Sebbene rubricata come «violazione dell'art. 112 c.p.c. per
omissione di pronuncia», la censura attiene in
realtà all'interpretazione data al motivo di gravame in
questione dal giudice di secondo grado, il quale in effetti non ha
mancato di prenderlo in considerazione, anche se non lo ha esaminato
nel merito, reputando che la parte avesse inteso proporlo solo per il
caso di accoglimento del primo motivo del suo appello. Non si verte
quindi in tema di errores in procedendo, che questa
Corte possa accertare mediante l'esame diretto degli atti di causa,
bensì di vizi della motivazione, in ordine a una valutazione
che è riservata al giudice del merito (V., tra le altre,
Cass. 21 febbraio 2006 n. 3702). D'altra parte, come si è
prima segnalato in occasione dell'esame del ricorso principale, la
motivazione deve essere stata totalmente omessa o risultare soltanto
apparente o irragionevole, per costituire valida ragione di cassazione
della sentenza impugnata.
Questa, in effetti, è inficiata da tali vizi.

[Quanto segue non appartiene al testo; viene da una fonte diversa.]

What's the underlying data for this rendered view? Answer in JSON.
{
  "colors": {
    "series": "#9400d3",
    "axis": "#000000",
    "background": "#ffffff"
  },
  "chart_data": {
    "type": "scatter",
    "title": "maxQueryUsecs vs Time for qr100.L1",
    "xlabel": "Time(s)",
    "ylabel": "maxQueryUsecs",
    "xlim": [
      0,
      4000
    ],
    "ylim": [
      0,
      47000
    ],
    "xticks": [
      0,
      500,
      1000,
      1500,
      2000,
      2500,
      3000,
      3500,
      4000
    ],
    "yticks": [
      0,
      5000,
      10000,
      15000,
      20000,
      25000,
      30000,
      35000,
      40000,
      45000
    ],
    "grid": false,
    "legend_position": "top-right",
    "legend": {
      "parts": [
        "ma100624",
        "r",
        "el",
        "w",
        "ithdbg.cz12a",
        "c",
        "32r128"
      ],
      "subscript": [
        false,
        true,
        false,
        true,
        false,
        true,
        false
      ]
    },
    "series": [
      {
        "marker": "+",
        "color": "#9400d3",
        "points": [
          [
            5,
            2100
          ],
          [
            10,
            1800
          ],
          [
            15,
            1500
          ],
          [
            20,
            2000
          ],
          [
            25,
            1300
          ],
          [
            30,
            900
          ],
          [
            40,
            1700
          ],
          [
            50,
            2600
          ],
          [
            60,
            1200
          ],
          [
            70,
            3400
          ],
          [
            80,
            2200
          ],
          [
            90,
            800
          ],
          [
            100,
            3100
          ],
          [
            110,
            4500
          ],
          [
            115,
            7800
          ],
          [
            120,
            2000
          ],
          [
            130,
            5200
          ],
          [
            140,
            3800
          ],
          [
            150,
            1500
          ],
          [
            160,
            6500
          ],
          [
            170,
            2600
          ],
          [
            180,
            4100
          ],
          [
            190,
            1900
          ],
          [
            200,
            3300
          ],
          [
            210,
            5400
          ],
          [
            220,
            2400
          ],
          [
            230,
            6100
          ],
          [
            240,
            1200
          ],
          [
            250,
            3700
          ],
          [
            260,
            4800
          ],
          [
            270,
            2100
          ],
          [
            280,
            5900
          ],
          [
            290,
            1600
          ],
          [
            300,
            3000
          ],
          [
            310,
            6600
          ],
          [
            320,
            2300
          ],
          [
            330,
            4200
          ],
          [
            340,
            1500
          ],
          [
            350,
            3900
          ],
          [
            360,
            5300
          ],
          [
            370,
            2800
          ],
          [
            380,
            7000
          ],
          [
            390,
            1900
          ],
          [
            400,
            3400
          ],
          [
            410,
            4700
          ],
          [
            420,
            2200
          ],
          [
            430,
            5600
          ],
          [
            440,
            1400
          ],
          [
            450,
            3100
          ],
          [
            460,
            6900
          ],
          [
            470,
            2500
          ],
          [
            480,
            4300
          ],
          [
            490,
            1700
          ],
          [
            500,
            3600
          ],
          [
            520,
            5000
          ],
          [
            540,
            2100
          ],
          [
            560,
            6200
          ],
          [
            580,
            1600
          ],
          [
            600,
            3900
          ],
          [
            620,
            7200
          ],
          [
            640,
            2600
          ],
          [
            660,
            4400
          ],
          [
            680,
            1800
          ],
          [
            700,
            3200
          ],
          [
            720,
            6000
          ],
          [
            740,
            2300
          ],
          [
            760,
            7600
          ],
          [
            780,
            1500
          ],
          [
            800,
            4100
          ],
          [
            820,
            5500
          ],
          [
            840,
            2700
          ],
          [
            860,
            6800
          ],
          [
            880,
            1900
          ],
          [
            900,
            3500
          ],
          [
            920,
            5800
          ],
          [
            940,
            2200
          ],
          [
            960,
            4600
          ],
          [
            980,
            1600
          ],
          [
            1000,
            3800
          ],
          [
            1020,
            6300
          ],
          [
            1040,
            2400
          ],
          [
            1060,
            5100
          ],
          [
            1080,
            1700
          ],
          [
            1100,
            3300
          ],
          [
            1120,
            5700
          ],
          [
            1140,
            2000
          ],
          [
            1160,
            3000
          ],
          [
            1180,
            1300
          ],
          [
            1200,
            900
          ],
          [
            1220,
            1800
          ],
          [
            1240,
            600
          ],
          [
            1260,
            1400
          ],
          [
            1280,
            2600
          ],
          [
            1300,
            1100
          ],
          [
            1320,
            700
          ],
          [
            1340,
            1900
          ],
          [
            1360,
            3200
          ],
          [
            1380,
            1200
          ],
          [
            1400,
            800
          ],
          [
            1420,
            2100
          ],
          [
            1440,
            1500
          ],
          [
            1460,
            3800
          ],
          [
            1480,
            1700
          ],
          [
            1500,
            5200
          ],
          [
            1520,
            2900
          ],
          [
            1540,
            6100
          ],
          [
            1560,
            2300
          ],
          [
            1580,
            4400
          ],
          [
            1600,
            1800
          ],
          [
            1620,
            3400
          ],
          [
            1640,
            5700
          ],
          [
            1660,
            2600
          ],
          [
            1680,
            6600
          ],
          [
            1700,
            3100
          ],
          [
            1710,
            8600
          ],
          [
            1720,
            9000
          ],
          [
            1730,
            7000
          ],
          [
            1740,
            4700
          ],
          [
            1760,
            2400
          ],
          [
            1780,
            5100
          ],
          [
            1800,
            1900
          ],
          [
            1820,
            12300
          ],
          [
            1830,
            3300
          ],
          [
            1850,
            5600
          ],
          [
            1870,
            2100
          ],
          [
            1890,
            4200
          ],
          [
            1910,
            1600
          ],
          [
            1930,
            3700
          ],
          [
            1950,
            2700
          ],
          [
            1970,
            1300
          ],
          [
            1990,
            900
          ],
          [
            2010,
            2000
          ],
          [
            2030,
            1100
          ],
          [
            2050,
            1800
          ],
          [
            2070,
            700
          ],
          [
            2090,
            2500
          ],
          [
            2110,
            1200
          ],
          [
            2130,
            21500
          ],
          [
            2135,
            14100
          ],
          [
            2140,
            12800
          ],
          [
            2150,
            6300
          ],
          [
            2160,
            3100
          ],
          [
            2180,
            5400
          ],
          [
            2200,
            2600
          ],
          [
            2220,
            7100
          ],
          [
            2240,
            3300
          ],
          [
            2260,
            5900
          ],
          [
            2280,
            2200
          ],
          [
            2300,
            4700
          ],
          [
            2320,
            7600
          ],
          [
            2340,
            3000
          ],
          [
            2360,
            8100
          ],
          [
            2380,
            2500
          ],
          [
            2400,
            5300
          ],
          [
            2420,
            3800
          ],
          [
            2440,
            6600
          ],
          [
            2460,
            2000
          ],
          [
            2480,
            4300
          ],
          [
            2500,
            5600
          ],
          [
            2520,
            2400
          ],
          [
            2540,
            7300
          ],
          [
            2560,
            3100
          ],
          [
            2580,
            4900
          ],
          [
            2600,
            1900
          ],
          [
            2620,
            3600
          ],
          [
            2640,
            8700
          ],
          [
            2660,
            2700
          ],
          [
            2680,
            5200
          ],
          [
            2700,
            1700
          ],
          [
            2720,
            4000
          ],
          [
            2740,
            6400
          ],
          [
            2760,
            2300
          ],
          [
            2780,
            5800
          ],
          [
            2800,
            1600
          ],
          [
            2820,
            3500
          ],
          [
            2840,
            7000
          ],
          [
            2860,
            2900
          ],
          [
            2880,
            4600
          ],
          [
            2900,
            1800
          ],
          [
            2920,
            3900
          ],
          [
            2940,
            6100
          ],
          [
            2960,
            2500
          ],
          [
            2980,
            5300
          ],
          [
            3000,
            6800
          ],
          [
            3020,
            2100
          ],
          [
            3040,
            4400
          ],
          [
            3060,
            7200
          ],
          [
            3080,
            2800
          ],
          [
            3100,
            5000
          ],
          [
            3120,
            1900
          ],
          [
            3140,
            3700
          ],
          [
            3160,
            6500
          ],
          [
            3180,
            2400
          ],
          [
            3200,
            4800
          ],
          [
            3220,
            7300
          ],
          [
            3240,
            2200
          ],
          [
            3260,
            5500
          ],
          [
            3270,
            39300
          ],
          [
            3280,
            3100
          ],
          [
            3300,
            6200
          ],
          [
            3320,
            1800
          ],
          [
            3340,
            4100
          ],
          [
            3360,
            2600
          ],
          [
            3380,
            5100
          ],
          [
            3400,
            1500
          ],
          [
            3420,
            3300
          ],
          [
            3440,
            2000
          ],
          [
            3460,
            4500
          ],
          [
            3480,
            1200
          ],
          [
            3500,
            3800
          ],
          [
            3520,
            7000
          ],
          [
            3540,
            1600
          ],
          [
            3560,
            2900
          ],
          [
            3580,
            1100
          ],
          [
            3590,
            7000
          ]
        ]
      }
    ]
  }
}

Il contenuto dei due motivi di appello di cui si tratta è
esposto compiutamente nel ricorso incidentale (che risulta quindi
rispettoso della regola dell'"autosufficienza") e negli stessi termini
nel controricorso del consorzio di bonifica Sud Pontino: con il primo
di tali motivi si era chiesto che i due convenuti fossero condannati in
solido al risarcimento integrale dei danni, nel presupposto che al
consorzio di bonifica della piana di Fondi e Monte San Biagio fossero
addebitabili le carenze di manutenzione, alla Regione Lazio i difetti
di costruzione del canale pedemontano; con il terzo motivo,
«in via subordinata ove si ritenesse di accogliere il primo
motivo», si era chiesto che comunque il consorzio fosse
condannato al risarcimento della metà dei danni, ove delle
due concause fosse stata ritenuta «riconoscibile»
solo la prima.
Il Tribunale superiore ha disatteso il primo motivo, osservando che i
difetti di costruzione non erano stati fatti valere ab initio
dalla società attrice come causa petendi
ed erano inoltre risultati insussistenti. Ha poi rilevato che
«il terzo motivo dell'appello incidentale, siccome
condizionato all'accoglimento del primo motivo incidentale - volto ad
affermare la responsabilità della Regione Lazio - che viene
invece rigettato, non può essere, per assorbimento, preso in
esame». Anziché limitarsi alla constatazione del
tenore testuale della premessa del terzo motivo dell'appello
incidentale, si sarebbe dovuto verificare - e spiegare adeguatamente le
ragioni della soluzione adottata - se quella formulazione potesse
essere conseguenza di un semplice lapsus, in ipotesi evidenziato dal
rapporto tra le due domande, delle quali la minore sarebbe stata
illogicamente condizionata all'accoglimento della maggiore, invece di
esserne assorbita.
Appunto assorbito resta il secondo motivo del ricorso incidentale, con
il quale il curatore del fallimento della s.p.a. Fondittica, per il
caso di accoglimento del terzo motivo del ricorso principale, sostiene
che il consorzio di bonifica della piana di Fondi e di Monte San Biagio
era obbligato alla manutenzione del canale pedemontano non solo
perché vi provvedeva di fatto, ma anche perché vi
era tenuto di diritto, in base alle norme che disciplinano la materia,
contrariamente a quanto in proposito ha ritenuto il Tribunale superiore
delle acque pubbliche.
Rigettato dunque il ricorso principale, accolto il primo motivo
dell'incidentale e dichiarato assorbito il secondo, la sentenza
impugnata è cassata in relazione alla censura accolta, con
rinvio al Tribunale superiore delle acque pubbliche, cui viene anche
rimessa la pronuncia sulle spese del giudizio di legittimità.
DISPOSITIVO
La Corte riunisce i ricorsi; rigetta il ricorso principale; accoglie il
primo motivo del ricorso incidentale e dichiara assorbito il secondo;
cassa la sentenza impugnata in relazione al motivo accolto; rinvia la
causa al Tribunale superiore delle acque pubbliche, cui rimette anche
la pronuncia sulle spese del giudizio di legittimità.